Dear Madelyn,
I have been playing with turned-twill blocks and thoroughly enjoying it! The only thing that I have been having problems with is my floating selvedges. No matter what I do, I find that they move in/above the outermost thread on each side. I have tried removing the edge thread right before the floating selvedge, and I’ve tried taking the shuttle over/under, under/over, over, over/under,under but no order seems to prevent this from happening.
I guess my question is, does this have something to do with the scarves being 3/1 vs 1/3 twill?
––Mary Dargie
Hi Mary!
My first thought is that you are looking at the selvedges more closely than most people ever will!
But first, let’s look at that shuttle behavior. Most of the time, I recommend taking the shuttle into each shed over the floating selvedge and coming out of the shed under it. This is because most jack looms don’t place the down shafts as far down as the raised shafts go up, so it’s easy to slide the shuttle into the shed over the floating selvedge without looking (the floating selvedge, since it is not threaded is down from the center of the shed, closer to the down shafts than the raised shafts). It’s equally easy to tip your finger under the floating selvedge as the shuttle exits to raise it up and catch the shuttle. Your hand has to be there anyway.
If you examine what happens to the floating selvedge (which most people don’t) you might notice that with plain weave, for example, the floating selvedge on one side or both weaves with the outermost edge thread, making a doubled thread there. If that happens and you don’t like it, you can change that over/under arrangement to under/over (or over over/under under) and you’ll find that one of the methods prevents the floating selvedge from weaving with the edge thread.

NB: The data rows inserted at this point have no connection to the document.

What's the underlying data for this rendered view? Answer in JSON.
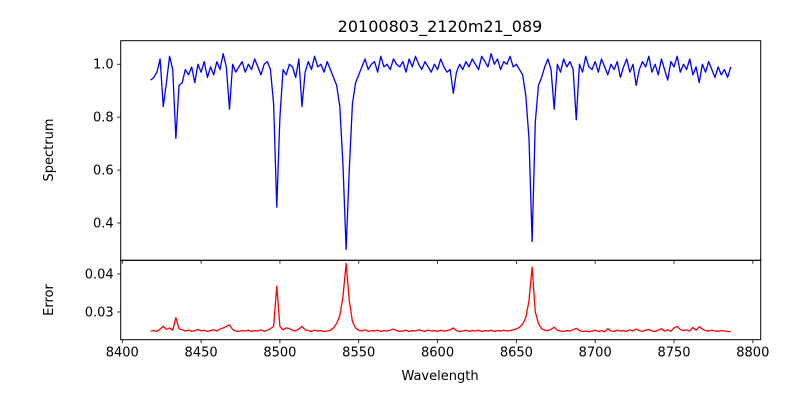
{
  "chart_data": [
    {
      "type": "line",
      "title": "20100803_2120m21_089",
      "xlabel": "",
      "ylabel": "Spectrum",
      "xlim": [
        8399,
        8805
      ],
      "ylim": [
        0.259,
        1.089
      ],
      "yticks": [
        0.4,
        0.6,
        0.8,
        1.0
      ],
      "ytick_labels": [
        "0.4",
        "0.6",
        "0.8",
        "1.0"
      ],
      "color": "#0000ff",
      "x_start": 8418,
      "x_step": 2,
      "series": [
        {
          "name": "Spectrum",
          "values": [
            0.94,
            0.95,
            0.97,
            1.02,
            0.84,
            0.93,
            1.03,
            0.98,
            0.72,
            0.92,
            0.93,
            0.98,
            0.96,
            0.99,
            0.93,
            1.0,
            0.97,
            1.01,
            0.95,
            0.99,
            0.96,
            1.01,
            0.98,
            1.04,
            0.99,
            0.83,
            1.0,
            0.97,
            0.99,
            1.01,
            0.97,
            1.0,
            0.98,
            1.02,
            0.99,
            0.96,
            1.0,
            1.01,
            0.98,
            0.85,
            0.46,
            0.8,
            0.98,
            0.96,
            1.0,
            0.99,
            0.95,
            1.02,
            0.84,
            0.97,
            1.01,
            0.98,
            1.03,
            0.99,
            1.0,
            0.97,
            1.01,
            0.98,
            0.95,
            0.92,
            0.84,
            0.62,
            0.3,
            0.6,
            0.85,
            0.93,
            0.96,
            0.99,
            1.02,
            0.98,
            1.0,
            1.01,
            0.97,
            1.03,
            0.99,
            1.0,
            0.98,
            1.02,
            1.0,
            0.99,
            1.01,
            0.97,
            1.02,
            0.99,
            1.03,
            1.0,
            0.98,
            1.01,
            0.99,
            0.97,
            1.0,
            0.98,
            1.02,
            0.99,
            0.97,
            0.98,
            0.89,
            0.97,
            1.0,
            0.98,
            1.01,
            0.99,
            1.02,
            1.0,
            0.98,
            1.03,
            1.01,
            0.99,
            1.04,
            1.0,
            1.02,
            0.98,
            1.01,
            1.0,
            1.03,
            0.99,
            1.0,
            0.98,
            0.96,
            0.88,
            0.72,
            0.33,
            0.78,
            0.92,
            0.95,
            0.99,
            1.02,
            0.98,
            0.83,
            1.0,
            0.97,
            1.02,
            0.99,
            1.01,
            0.98,
            0.79,
            1.0,
            0.97,
            1.03,
            0.99,
            0.98,
            1.01,
            0.97,
            1.02,
            0.99,
            0.96,
            1.0,
            0.98,
            1.01,
            0.95,
            0.99,
            1.02,
            0.97,
            1.0,
            0.92,
            0.98,
            1.01,
            0.99,
            1.03,
            0.97,
            1.0,
            0.96,
            1.02,
            0.98,
            0.94,
            1.01,
            0.99,
            1.03,
            0.97,
            1.0,
            0.98,
            1.02,
            0.96,
            0.99,
            0.93,
            1.0,
            0.97,
            1.01,
            0.98,
            0.95,
            0.99,
            0.96,
            0.98,
            0.95,
            0.99
          ]
        }
      ]
    },
    {
      "type": "line",
      "title": "",
      "xlabel": "Wavelength",
      "ylabel": "Error",
      "xlim": [
        8399,
        8805
      ],
      "ylim": [
        0.0227,
        0.0436
      ],
      "xticks": [
        8400,
        8450,
        8500,
        8550,
        8600,
        8650,
        8700,
        8750,
        8800
      ],
      "xtick_labels": [
        "8400",
        "8450",
        "8500",
        "8550",
        "8600",
        "8650",
        "8700",
        "8750",
        "8800"
      ],
      "yticks": [
        0.03,
        0.04
      ],
      "ytick_labels": [
        "0.03",
        "0.04"
      ],
      "color": "#ff0000",
      "x_start": 8418,
      "x_step": 2,
      "series": [
        {
          "name": "Error",
          "values": [
            0.025,
            0.0251,
            0.0249,
            0.0255,
            0.0262,
            0.0254,
            0.0258,
            0.0252,
            0.0285,
            0.0256,
            0.0253,
            0.025,
            0.0252,
            0.0249,
            0.0251,
            0.0254,
            0.025,
            0.0252,
            0.0249,
            0.0251,
            0.0253,
            0.025,
            0.0255,
            0.0258,
            0.0262,
            0.0266,
            0.0254,
            0.025,
            0.0249,
            0.0251,
            0.025,
            0.0252,
            0.0249,
            0.0251,
            0.025,
            0.0253,
            0.0249,
            0.0252,
            0.0256,
            0.0262,
            0.0368,
            0.0262,
            0.0253,
            0.0258,
            0.0256,
            0.0252,
            0.025,
            0.0255,
            0.0262,
            0.0253,
            0.0251,
            0.0249,
            0.0252,
            0.025,
            0.0251,
            0.0249,
            0.025,
            0.0252,
            0.0258,
            0.027,
            0.029,
            0.034,
            0.0428,
            0.033,
            0.0275,
            0.0258,
            0.0252,
            0.025,
            0.0253,
            0.0249,
            0.0251,
            0.025,
            0.0252,
            0.0249,
            0.0251,
            0.025,
            0.0252,
            0.0255,
            0.0251,
            0.0249,
            0.025,
            0.0252,
            0.0249,
            0.0251,
            0.025,
            0.0253,
            0.0251,
            0.0249,
            0.0252,
            0.025,
            0.0251,
            0.0249,
            0.0252,
            0.025,
            0.0251,
            0.0253,
            0.0258,
            0.0251,
            0.0249,
            0.025,
            0.0252,
            0.0249,
            0.0251,
            0.025,
            0.0252,
            0.0249,
            0.0251,
            0.025,
            0.0252,
            0.0249,
            0.0251,
            0.025,
            0.0252,
            0.025,
            0.0251,
            0.0253,
            0.0255,
            0.026,
            0.0268,
            0.0285,
            0.033,
            0.0418,
            0.03,
            0.027,
            0.0256,
            0.0252,
            0.0251,
            0.0254,
            0.026,
            0.0252,
            0.025,
            0.0249,
            0.0251,
            0.025,
            0.0253,
            0.0257,
            0.0251,
            0.0249,
            0.025,
            0.0248,
            0.025,
            0.0252,
            0.0249,
            0.0251,
            0.0248,
            0.0256,
            0.025,
            0.0249,
            0.0252,
            0.025,
            0.0251,
            0.0249,
            0.0253,
            0.025,
            0.0255,
            0.0251,
            0.0249,
            0.0252,
            0.0254,
            0.025,
            0.0249,
            0.0252,
            0.0256,
            0.025,
            0.0253,
            0.0249,
            0.0258,
            0.0262,
            0.0254,
            0.0251,
            0.0253,
            0.025,
            0.0259,
            0.0252,
            0.0261,
            0.0255,
            0.0251,
            0.025,
            0.0252,
            0.025,
            0.0249,
            0.0251,
            0.025,
            0.0249,
            0.0248
          ]
        }
      ]
    }
  ]
}
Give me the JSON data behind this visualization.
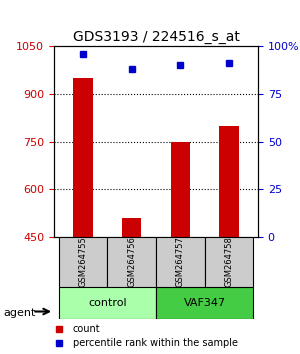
{
  "title": "GDS3193 / 224516_s_at",
  "samples": [
    "GSM264755",
    "GSM264756",
    "GSM264757",
    "GSM264758"
  ],
  "groups": [
    "control",
    "control",
    "VAF347",
    "VAF347"
  ],
  "bar_values": [
    950,
    510,
    750,
    800
  ],
  "dot_values": [
    96,
    88,
    90,
    91
  ],
  "ylim_left": [
    450,
    1050
  ],
  "ylim_right": [
    0,
    100
  ],
  "yticks_left": [
    450,
    600,
    750,
    900,
    1050
  ],
  "yticks_right": [
    0,
    25,
    50,
    75,
    100
  ],
  "bar_color": "#cc0000",
  "dot_color": "#0000cc",
  "group_colors": {
    "control": "#aaffaa",
    "VAF347": "#44cc44"
  },
  "agent_label": "agent",
  "legend_count": "count",
  "legend_pct": "percentile rank within the sample",
  "left_axis_color": "#cc0000",
  "right_axis_color": "#0000cc",
  "bar_width": 0.4
}
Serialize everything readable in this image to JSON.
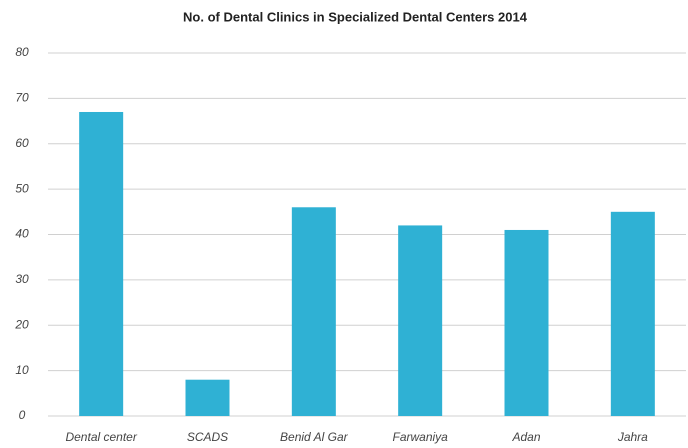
{
  "chart_data": {
    "type": "bar",
    "title": "No. of Dental Clinics in Specialized Dental Centers 2014",
    "categories": [
      "Dental center",
      "SCADS",
      "Benid Al Gar",
      "Farwaniya",
      "Adan",
      "Jahra"
    ],
    "values": [
      67,
      8,
      46,
      42,
      41,
      45
    ],
    "color": "#2fb1d4",
    "ylim": [
      0,
      80
    ],
    "yticks": [
      0,
      10,
      20,
      30,
      40,
      50,
      60,
      70,
      80
    ],
    "grid": true
  }
}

However, with 1/3 or 3/1 twill, in two of the sheds the floating selvedge will weave with the thread next to it. MAYBE you could figure out an order for your four repeating picks that varies the under/over method enough to prevent it, but you’d have to remember that arbitrary order. Another option is to try weaving without a floating selvedge and see how smooth an edge you can make (the weft will sometimes turn inside the edge thread). Or, you could decide it doesn’t look all that bad the way it is. That might be my choice. Hmm. I just had another idea. If you had a much finer yarn in the same fiber and color, you might try using it as the floating selvedge.